What good looks like

A mature AI-enabled card authorization programme produces measurable improvement on false positive rate, fraud loss rate, and authorization rate simultaneously. The economic target for each of these should be set before any model is selected. A 1% improvement in false positive rate on a high-volume portfolio delivers material revenue recovery. A 1 basis point improvement in fraud detection on a large transaction book delivers $1 million annually. Setting those targets in advance, establishing the current baseline against which improvement will be measured, and assigning accountability for the outcome to a named business owner are the governance conditions that separate programmes that deliver from those that demonstrate.

The technology dimension

For most large retail banks, authorization runs on transaction management infrastructure on IBM Z, processing transactions through CICS, IMS, or equivalent transaction managers. The behavioural and account data that informs the authorization decision lives on the same platform.

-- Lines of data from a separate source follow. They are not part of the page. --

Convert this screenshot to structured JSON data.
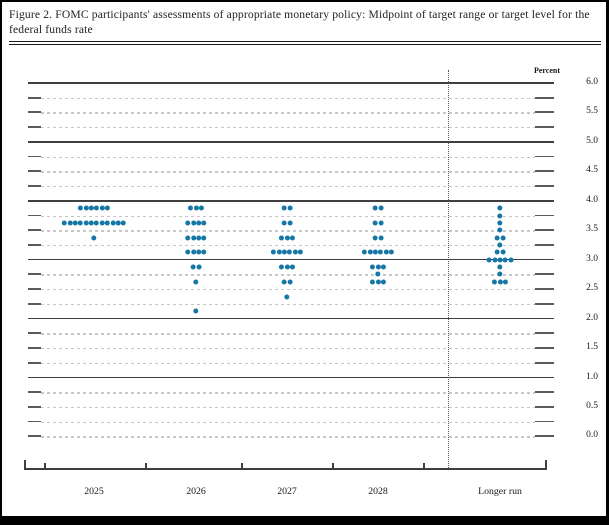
{
  "chart_data": {
    "type": "scatter",
    "subtype": "fomc-dot-plot",
    "title": "Figure 2. FOMC participants' assessments of appropriate monetary policy: Midpoint of target range or target level for the federal funds rate",
    "ylabel": "Percent",
    "xlabel": "",
    "ylim": [
      0.0,
      6.0
    ],
    "gridline_step": 0.25,
    "solid_gridlines_at": [
      1.0,
      2.0,
      3.0,
      4.0,
      5.0,
      6.0
    ],
    "y_tick_labels": [
      "6.0",
      "5.5",
      "5.0",
      "4.5",
      "4.0",
      "3.5",
      "3.0",
      "2.5",
      "2.0",
      "1.5",
      "1.0",
      "0.5",
      "0.0"
    ],
    "categories": [
      "2025",
      "2026",
      "2027",
      "2028",
      "Longer run"
    ],
    "legend_position": "none",
    "grid": true,
    "dot_color": "#1577a5",
    "series": [
      {
        "category": "2025",
        "dots": [
          {
            "rate": 3.875,
            "count": 6
          },
          {
            "rate": 3.625,
            "count": 12
          },
          {
            "rate": 3.375,
            "count": 1
          }
        ]
      },
      {
        "category": "2026",
        "dots": [
          {
            "rate": 3.875,
            "count": 3
          },
          {
            "rate": 3.625,
            "count": 4
          },
          {
            "rate": 3.375,
            "count": 4
          },
          {
            "rate": 3.125,
            "count": 4
          },
          {
            "rate": 2.875,
            "count": 2
          },
          {
            "rate": 2.625,
            "count": 1
          },
          {
            "rate": 2.125,
            "count": 1
          }
        ]
      },
      {
        "category": "2027",
        "dots": [
          {
            "rate": 3.875,
            "count": 2
          },
          {
            "rate": 3.625,
            "count": 2
          },
          {
            "rate": 3.375,
            "count": 3
          },
          {
            "rate": 3.125,
            "count": 6
          },
          {
            "rate": 2.875,
            "count": 3
          },
          {
            "rate": 2.625,
            "count": 2
          },
          {
            "rate": 2.375,
            "count": 1
          }
        ]
      },
      {
        "category": "2028",
        "dots": [
          {
            "rate": 3.875,
            "count": 2
          },
          {
            "rate": 3.625,
            "count": 2
          },
          {
            "rate": 3.375,
            "count": 2
          },
          {
            "rate": 3.125,
            "count": 6
          },
          {
            "rate": 2.875,
            "count": 3
          },
          {
            "rate": 2.75,
            "count": 1
          },
          {
            "rate": 2.625,
            "count": 3
          }
        ]
      },
      {
        "category": "Longer run",
        "dots": [
          {
            "rate": 3.875,
            "count": 1
          },
          {
            "rate": 3.75,
            "count": 1
          },
          {
            "rate": 3.625,
            "count": 1
          },
          {
            "rate": 3.5,
            "count": 1
          },
          {
            "rate": 3.375,
            "count": 2
          },
          {
            "rate": 3.25,
            "count": 1
          },
          {
            "rate": 3.125,
            "count": 2
          },
          {
            "rate": 3.0,
            "count": 5
          },
          {
            "rate": 2.875,
            "count": 1
          },
          {
            "rate": 2.75,
            "count": 1
          },
          {
            "rate": 2.625,
            "count": 3
          }
        ]
      }
    ]
  }
}
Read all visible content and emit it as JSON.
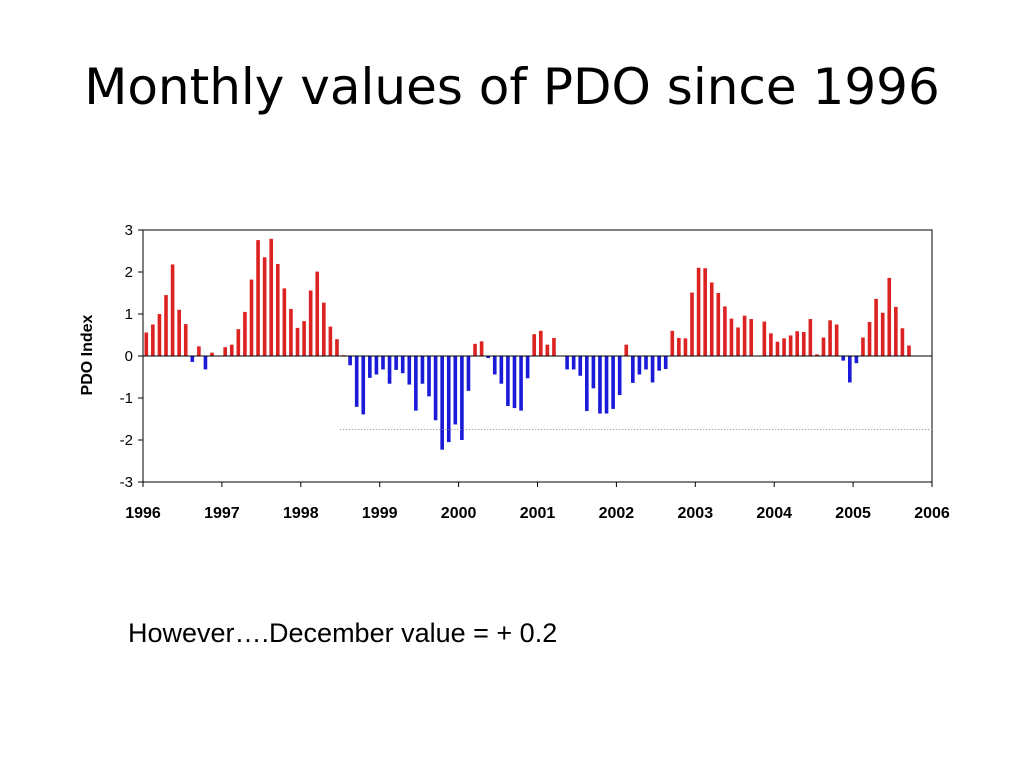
{
  "slide": {
    "title": "Monthly values of PDO since 1996",
    "footnote": "However….December value = + 0.2"
  },
  "colors": {
    "positive": "#dd2222",
    "negative": "#1a1ad8",
    "axis": "#000000",
    "reference_line": "#888888"
  },
  "chart_data": {
    "type": "bar",
    "title": "",
    "xlabel": "",
    "ylabel": "PDO Index",
    "ylim": [
      -3,
      3
    ],
    "xlim": [
      1996,
      2006
    ],
    "yticks": [
      3,
      2,
      1,
      0,
      -1,
      -2,
      -3
    ],
    "xticks": [
      1996,
      1997,
      1998,
      1999,
      2000,
      2001,
      2002,
      2003,
      2004,
      2005,
      2006
    ],
    "grid": false,
    "legend": "none",
    "reference_line": {
      "y": -1.75,
      "x_start": 1998.5,
      "x_end": 2006,
      "style": "dotted"
    },
    "start_year": 1996,
    "start_month": 1,
    "values": [
      0.56,
      0.75,
      1.0,
      1.45,
      2.18,
      1.1,
      0.76,
      -0.14,
      0.23,
      -0.32,
      0.08,
      0.0,
      0.21,
      0.27,
      0.64,
      1.05,
      1.82,
      2.76,
      2.35,
      2.79,
      2.19,
      1.61,
      1.12,
      0.67,
      0.83,
      1.56,
      2.01,
      1.27,
      0.7,
      0.4,
      0.02,
      -0.22,
      -1.21,
      -1.39,
      -0.52,
      -0.44,
      -0.32,
      -0.66,
      -0.33,
      -0.41,
      -0.68,
      -1.3,
      -0.66,
      -0.96,
      -1.53,
      -2.23,
      -2.05,
      -1.63,
      -2.0,
      -0.83,
      0.29,
      0.35,
      -0.05,
      -0.44,
      -0.66,
      -1.19,
      -1.24,
      -1.3,
      -0.53,
      0.52,
      0.6,
      0.27,
      0.43,
      0.0,
      -0.32,
      -0.32,
      -0.47,
      -1.31,
      -0.77,
      -1.37,
      -1.37,
      -1.26,
      -0.93,
      0.27,
      -0.64,
      -0.44,
      -0.32,
      -0.63,
      -0.35,
      -0.31,
      0.6,
      0.43,
      0.42,
      1.51,
      2.1,
      2.09,
      1.75,
      1.5,
      1.18,
      0.89,
      0.68,
      0.96,
      0.88,
      0.01,
      0.82,
      0.54,
      0.34,
      0.42,
      0.49,
      0.59,
      0.57,
      0.88,
      0.04,
      0.44,
      0.85,
      0.75,
      -0.11,
      -0.63,
      -0.17,
      0.44,
      0.81,
      1.36,
      1.03,
      1.86,
      1.17,
      0.66,
      0.25,
      0.0,
      0.0,
      0.0
    ],
    "series": [
      {
        "values_ref": "values",
        "color_rule": "red if >= 0, blue if < 0"
      }
    ]
  }
}
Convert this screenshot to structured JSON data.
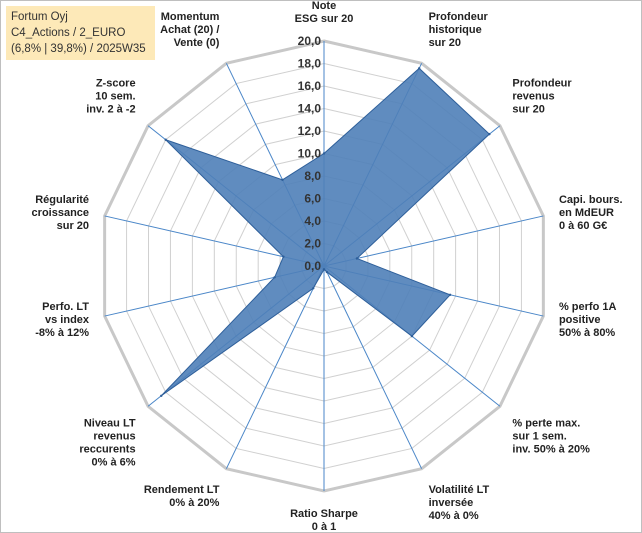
{
  "title_box": {
    "line1": "Fortum Oyj",
    "line2": "C4_Actions / 2_EURO",
    "line3": "(6,8% | 39,8%) / 2025W35"
  },
  "colors": {
    "fill": "#4f7fb8",
    "stroke": "#2e5f9a",
    "grid": "#d0d0d0",
    "outer_ring": "#c8c8c8",
    "spoke": "#4a86c8",
    "title_bg": "#fde9b8"
  },
  "chart_data": {
    "type": "radar",
    "rmin": 0,
    "rmax": 20,
    "tick_step": 2,
    "grid": true,
    "tick_labels": [
      "0,0",
      "2,0",
      "4,0",
      "6,0",
      "8,0",
      "10,0",
      "12,0",
      "14,0",
      "16,0",
      "18,0",
      "20,0"
    ],
    "categories": [
      [
        "Note",
        "ESG sur 20"
      ],
      [
        "Profondeur",
        "historique",
        "sur 20"
      ],
      [
        "Profondeur",
        "revenus",
        "sur 20"
      ],
      [
        "Capi. bours.",
        "en MdEUR",
        "0 à 60 G€"
      ],
      [
        "% perfo 1A",
        "positive",
        "50% à 80%"
      ],
      [
        "% perte max.",
        "sur 1 sem.",
        "inv. 50% à 20%"
      ],
      [
        "Volatilité LT",
        "inversée",
        "40% à 0%"
      ],
      [
        "Ratio Sharpe",
        "0 à 1"
      ],
      [
        "Rendement LT",
        "0% à 20%"
      ],
      [
        "Niveau LT",
        "revenus",
        "reccurents",
        "0% à 6%"
      ],
      [
        "Perfo. LT",
        "vs index",
        "-8% à 12%"
      ],
      [
        "Régularité",
        "croissance",
        "sur 20"
      ],
      [
        "Z-score",
        "10 sem.",
        "inv. 2 à -2"
      ],
      [
        "Momentum",
        "Achat (20) /",
        "Vente (0)"
      ]
    ],
    "values": [
      10.0,
      19.5,
      18.8,
      3.0,
      11.5,
      10.0,
      0.6,
      0.3,
      2.2,
      18.5,
      4.5,
      3.7,
      18.0,
      8.5
    ]
  }
}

For these institutions, running AI inference on IBM Z via IBM Machine Learning for z/OS eliminates the off-platform latency entirely. IBM benchmarks demonstrate up to 282,000 CICS credit card transactions per second with in-transaction fraud scoring at 4 milliseconds total response time, using the Telum on-chip AI accelerator. Models are developed in Python using standard frameworks, exported to ONNX format, and deployed to z/OS without data leaving the platform. For institutions not on IBM Z, the same business case applies with different infrastructure choices. The principle is the same: inference positioned close to the transaction, with access to the full behavioural data, within the window where the score can influence the decision.

Starting the conversation

The productive entry point for this conversation is diagnostic. Not what is your fraud loss rate, which is already known, but what proportion of the gap between current and achievable performance do you attribute to model quality, coverage, or inference positioning. Each leads to a different programme. Model quality improvement produces incremental gains within the currently scored population. Coverage expansion addresses gaps in the scored transaction set, with the economics varying significantly by segment. Inference positioning determines what both of the others can achieve within the time constraints of the authorization flow.

Most of the productive engagement I have seen begins with that diagnostic, not with a vendor demonstration. The bank already has the P&L. The value of the conversation is identifying which part of the gap is most efficiently closed first.